Event Exchange Plugin
Overview
Client connection, channels, queues, consumers, and other parts of the
system naturally generate events. For example, when a connection is
accepted, authenticated and access to the target virtual host is
authorised, it will emit an event of type connection_created
. When a
connection is closed or fails for any reason, a connection_closed
event is emitted.
Monitoring and auditing services can be interested in observing those events. RabbitMQ has a minimalistic mechanism for event notifications that can be exposed to RabbitMQ clients with a plugin.
Consuming Internal Events with rabbitmq-event-exchange Plugin
rabbitmq-event-exchange is a plugin that consumes internal events and re-publishes them to a topic exchange, thus exposing the events to clients (applications).
To consume the events, an application needs to declare a queue, bind it to a special system exchange and consume messages.
It declares a topic exchange called amq.rabbitmq.event
in the default
virtual host. All events are published to this exchange with routing
keys like 'exchange.created', 'binding.deleted' etc, so you can
subscribe to only the events you're interested in.

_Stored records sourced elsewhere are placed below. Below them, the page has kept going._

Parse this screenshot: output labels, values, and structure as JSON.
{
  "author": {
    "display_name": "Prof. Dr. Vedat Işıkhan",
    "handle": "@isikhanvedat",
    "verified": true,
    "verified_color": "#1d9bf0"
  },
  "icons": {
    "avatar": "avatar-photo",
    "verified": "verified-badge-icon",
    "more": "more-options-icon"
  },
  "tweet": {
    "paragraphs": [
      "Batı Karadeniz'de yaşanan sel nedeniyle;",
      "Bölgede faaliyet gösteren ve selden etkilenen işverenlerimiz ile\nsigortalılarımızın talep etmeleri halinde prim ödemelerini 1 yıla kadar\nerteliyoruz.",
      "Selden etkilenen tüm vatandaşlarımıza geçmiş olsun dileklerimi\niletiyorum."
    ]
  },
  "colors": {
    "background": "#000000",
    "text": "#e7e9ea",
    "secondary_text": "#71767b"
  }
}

The exchange behaves similarly to amq.rabbitmq.log
: everything gets
published there; if you don't trust a user with the information that
gets published, don't allow them access.
The plugin requires no configuration, just activate it:
rabbitmq-plugins enable rabbitmq_event_exchange
Each event has various properties associated with it. These are translated into AMQP 0-9-1 data encoding and inserted in the message headers. The message body is always blank.
Usage Guidelines
In most cases, setting a max length limit of a few thousand on the queues used to consume these events would prevent unnecessary resource use.
The event exchange plugin is typically used for audit of internal events. An application can bind a queue, a stream, or a set of queues (or streams) to this exchange and store a history of generated events. Therefore, this special exchange can be considered a form of a structured log.
A surge in the number of inbound connections, connection churn, channel churn, or queue churn will produce a large number of events. In environments where consumers on the internal event queue can be absent for long periods of time, the queue can accumulate a substantial backlog.
In most cases, setting a max length limit of a few thousand on the queues used to consume these events would prevent unnecessary resource use.
Events
RabbitMQ and related plugins produce events with the following routing keys:
RabbitMQ Broker
Queue, Exchange and Binding events:
queue.created
queue.deleted
exchange.created
exchange.deleted
binding.created
binding.deleted
Connection and Channel events:
connection.created
connection.closed
channel.created
channel.closed
Consumer events:
consumer.created
consumer.deleted
Policy and Parameter events:
policy.set
policy.cleared
parameter.set
parameter.cleared
Virtual host events:
vhost.created
vhost.deleted
User related events:
user.authentication.success
user.authentication.failure
user.created
user.deleted
user.password.changed
user.password.cleared
user.tags.set
Permission events:
permission.created
permission.deleted
Shovel Plugin
Worker events:
shovel.worker.status
shovel.worker.removed
Federation Plugin
Link events:
federation.link.status
federation.link.removed
Example
There is a usage example using the Java client in the rabbitmq-event-exchange repository.